Friday, 19 December 2014
Sam Falzone1, Kristina Keating1, Elliot D Grunewald2 and David O Walsh2, (1)Rutgers University Newark, Newark, NJ, United States, (2)Vista Clara Inc., Mukilteo, WA, United States
Surface nuclear magnetic resonance (SNMR) is a geophysical method used to image water content with depth. Recently SNMR has been used to monitor infiltration events in the vadose zone; however, this application can be complicated by the presence of large signals associated with the ponded surface water. In this study, we develop algorithms to reduce this surface water signal for improved sensitivity to the infiltrated groundwater. Using synthetic models, we examine the accuracy of these algorithms. We then assess our approach using a field dataset collected from a five-week SNMR survey conducted during an infiltration event at the South Aura Valley Storage and Recovery Project (SAVSARP) site in Tucson, AZ.
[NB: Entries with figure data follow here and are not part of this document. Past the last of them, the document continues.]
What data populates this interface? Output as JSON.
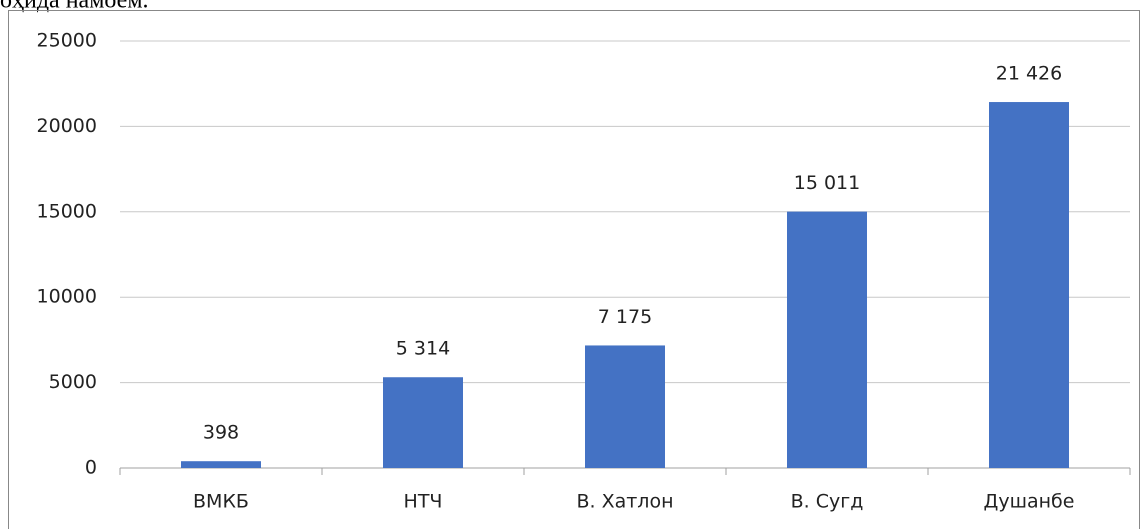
{
  "page_text": "оҳида намоем.",
  "chart_data": {
    "type": "bar",
    "categories": [
      "ВМКБ",
      "НТЧ",
      "В. Хатлон",
      "В. Сугд",
      "Душанбе"
    ],
    "values": [
      398,
      5314,
      7175,
      15011,
      21426
    ],
    "value_labels": [
      "398",
      "5 314",
      "7 175",
      "15 011",
      "21 426"
    ],
    "color": "#4472c4",
    "ylim": [
      0,
      25000
    ],
    "yticks": [
      0,
      5000,
      10000,
      15000,
      20000,
      25000
    ],
    "grid": true
  }
}
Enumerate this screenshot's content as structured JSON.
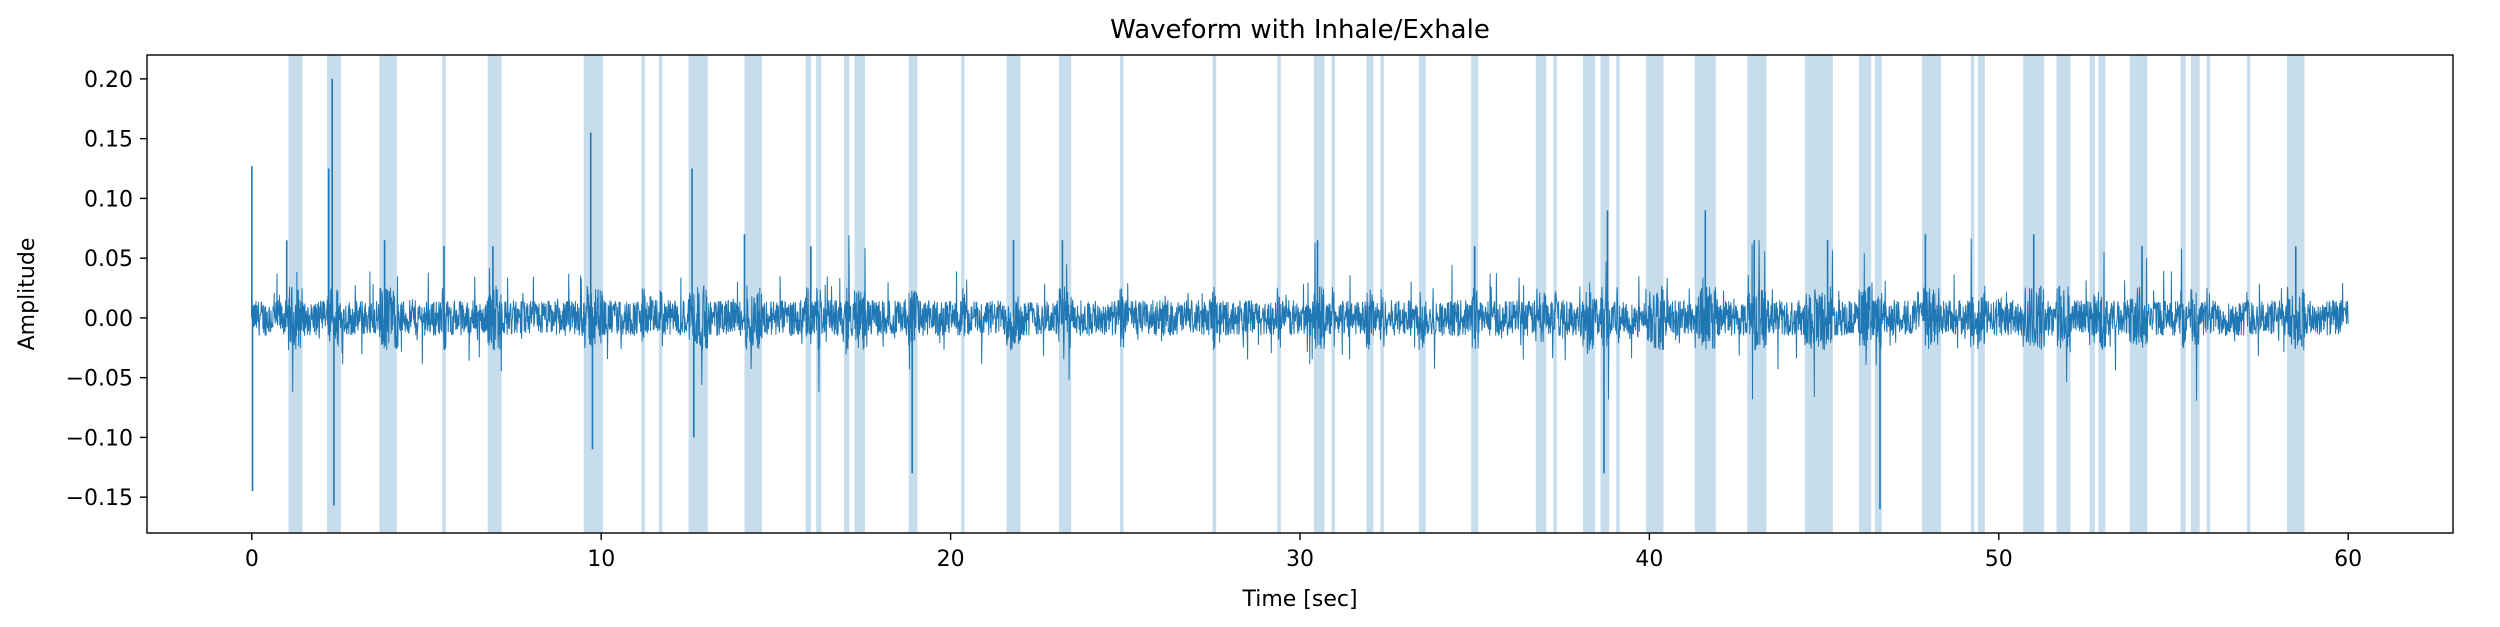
{
  "chart_data": {
    "type": "line",
    "title": "Waveform with Inhale/Exhale",
    "xlabel": "Time [sec]",
    "ylabel": "Amplitude",
    "xlim": [
      -3,
      63
    ],
    "ylim": [
      -0.18,
      0.22
    ],
    "xticks": [
      0,
      10,
      20,
      30,
      40,
      50,
      60
    ],
    "yticks": [
      -0.15,
      -0.1,
      -0.05,
      0.0,
      0.05,
      0.1,
      0.15,
      0.2
    ],
    "xtick_labels": [
      "0",
      "10",
      "20",
      "30",
      "40",
      "50",
      "60"
    ],
    "ytick_labels": [
      "−0.15",
      "−0.10",
      "−0.05",
      "0.00",
      "0.05",
      "0.10",
      "0.15",
      "0.20"
    ],
    "grid": false,
    "series": [
      {
        "color": "#1f77b4",
        "x_range": [
          0,
          60
        ],
        "noise_amplitude": 0.015,
        "spikes": [
          {
            "x": 0.0,
            "y": 0.127
          },
          {
            "x": 0.02,
            "y": -0.145
          },
          {
            "x": 2.3,
            "y": 0.2
          },
          {
            "x": 2.35,
            "y": -0.157
          },
          {
            "x": 2.2,
            "y": 0.125
          },
          {
            "x": 9.7,
            "y": 0.155
          },
          {
            "x": 9.75,
            "y": -0.11
          },
          {
            "x": 12.6,
            "y": 0.125
          },
          {
            "x": 12.65,
            "y": -0.1
          },
          {
            "x": 18.9,
            "y": -0.13
          },
          {
            "x": 41.6,
            "y": 0.09
          },
          {
            "x": 46.6,
            "y": -0.16
          },
          {
            "x": 38.7,
            "y": -0.13
          },
          {
            "x": 38.8,
            "y": 0.09
          },
          {
            "x": 1.0,
            "y": 0.065
          },
          {
            "x": 3.8,
            "y": 0.065
          },
          {
            "x": 5.5,
            "y": 0.06
          },
          {
            "x": 6.9,
            "y": 0.06
          },
          {
            "x": 14.1,
            "y": 0.07
          },
          {
            "x": 16.0,
            "y": 0.06
          },
          {
            "x": 21.8,
            "y": 0.065
          },
          {
            "x": 23.2,
            "y": 0.065
          },
          {
            "x": 30.5,
            "y": 0.065
          },
          {
            "x": 35.0,
            "y": 0.06
          },
          {
            "x": 43.0,
            "y": 0.065
          },
          {
            "x": 45.1,
            "y": 0.065
          },
          {
            "x": 47.9,
            "y": 0.07
          },
          {
            "x": 51.0,
            "y": 0.07
          },
          {
            "x": 54.1,
            "y": 0.06
          },
          {
            "x": 58.5,
            "y": 0.06
          }
        ]
      }
    ],
    "shaded_regions": {
      "color": "#1f77b4",
      "opacity": 0.25,
      "spans": [
        [
          1.05,
          1.45
        ],
        [
          2.15,
          2.55
        ],
        [
          3.65,
          4.15
        ],
        [
          5.45,
          5.55
        ],
        [
          6.75,
          7.15
        ],
        [
          9.5,
          10.05
        ],
        [
          11.15,
          11.25
        ],
        [
          11.65,
          11.75
        ],
        [
          12.5,
          13.05
        ],
        [
          14.1,
          14.6
        ],
        [
          15.85,
          16.0
        ],
        [
          16.15,
          16.3
        ],
        [
          16.95,
          17.1
        ],
        [
          17.25,
          17.55
        ],
        [
          18.8,
          19.05
        ],
        [
          20.3,
          20.4
        ],
        [
          21.6,
          22.0
        ],
        [
          23.1,
          23.45
        ],
        [
          24.85,
          24.95
        ],
        [
          27.5,
          27.6
        ],
        [
          29.35,
          29.45
        ],
        [
          30.4,
          30.7
        ],
        [
          30.9,
          31.0
        ],
        [
          31.9,
          32.1
        ],
        [
          32.3,
          32.4
        ],
        [
          33.4,
          33.6
        ],
        [
          34.9,
          35.1
        ],
        [
          36.75,
          37.05
        ],
        [
          37.25,
          37.35
        ],
        [
          38.1,
          38.45
        ],
        [
          38.6,
          38.85
        ],
        [
          39.05,
          39.15
        ],
        [
          39.9,
          40.4
        ],
        [
          41.3,
          41.9
        ],
        [
          42.8,
          43.35
        ],
        [
          44.45,
          45.25
        ],
        [
          46.0,
          46.35
        ],
        [
          46.45,
          46.65
        ],
        [
          47.8,
          48.35
        ],
        [
          49.2,
          49.3
        ],
        [
          49.4,
          49.6
        ],
        [
          50.7,
          51.3
        ],
        [
          51.65,
          52.05
        ],
        [
          52.6,
          52.75
        ],
        [
          52.85,
          53.05
        ],
        [
          53.75,
          54.25
        ],
        [
          55.2,
          55.35
        ],
        [
          55.5,
          55.75
        ],
        [
          55.95,
          56.05
        ],
        [
          57.1,
          57.2
        ],
        [
          58.25,
          58.75
        ]
      ]
    }
  }
}
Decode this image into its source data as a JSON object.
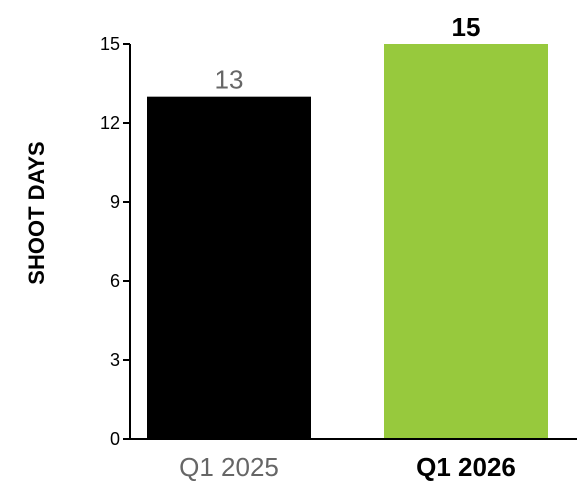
{
  "chart_data": {
    "type": "bar",
    "title": "",
    "xlabel": "",
    "ylabel": "SHOOT DAYS",
    "categories": [
      "Q1 2025",
      "Q1 2026"
    ],
    "values": [
      13,
      15
    ],
    "ylim": [
      0,
      15
    ],
    "yticks": [
      0,
      3,
      6,
      9,
      12,
      15
    ],
    "grid": false,
    "legend": "none",
    "bar_colors": [
      "#000000",
      "#97c93d"
    ],
    "label_colors": [
      "#666666",
      "#000000"
    ],
    "label_bold": [
      false,
      true
    ]
  }
}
Three different algorithms were developed to remove the surface water from the SNMR data: (1) late time mono-exponential subtraction, in which signal from late in the measurement is used to model surface water signal; (2) model subtraction, in which the Earth’s magnetic field subsurface conductive structure, and water layer thickness are used to model the surface water signal; and (3) late time inversion correction, in which model parameters in the relaxation time distributions corresponding to slower relaxation times are zeroed. We used two readily available SNMR inversion codes to verify the three approaches: the GMR Inversion software and the MRS Matlab toolkit. Synthetic models were recovered using both inversion codes by applying the late time mono-exponential subtraction and the model subtraction algorithms, while the late time inversion correction algorithm produced poorly resolved relaxation time distribution models. The corrected dataset from the start of the SAVSARP survey contained features in the relaxation time distribution and water content versus depth models that were consistent with observed features present in other datasets from the survey. We conclude that either the late time mono-exponential subtraction or the model subtraction algorithm are sufficient for removing the surface water signal and improving data sensitivity to infiltrated water.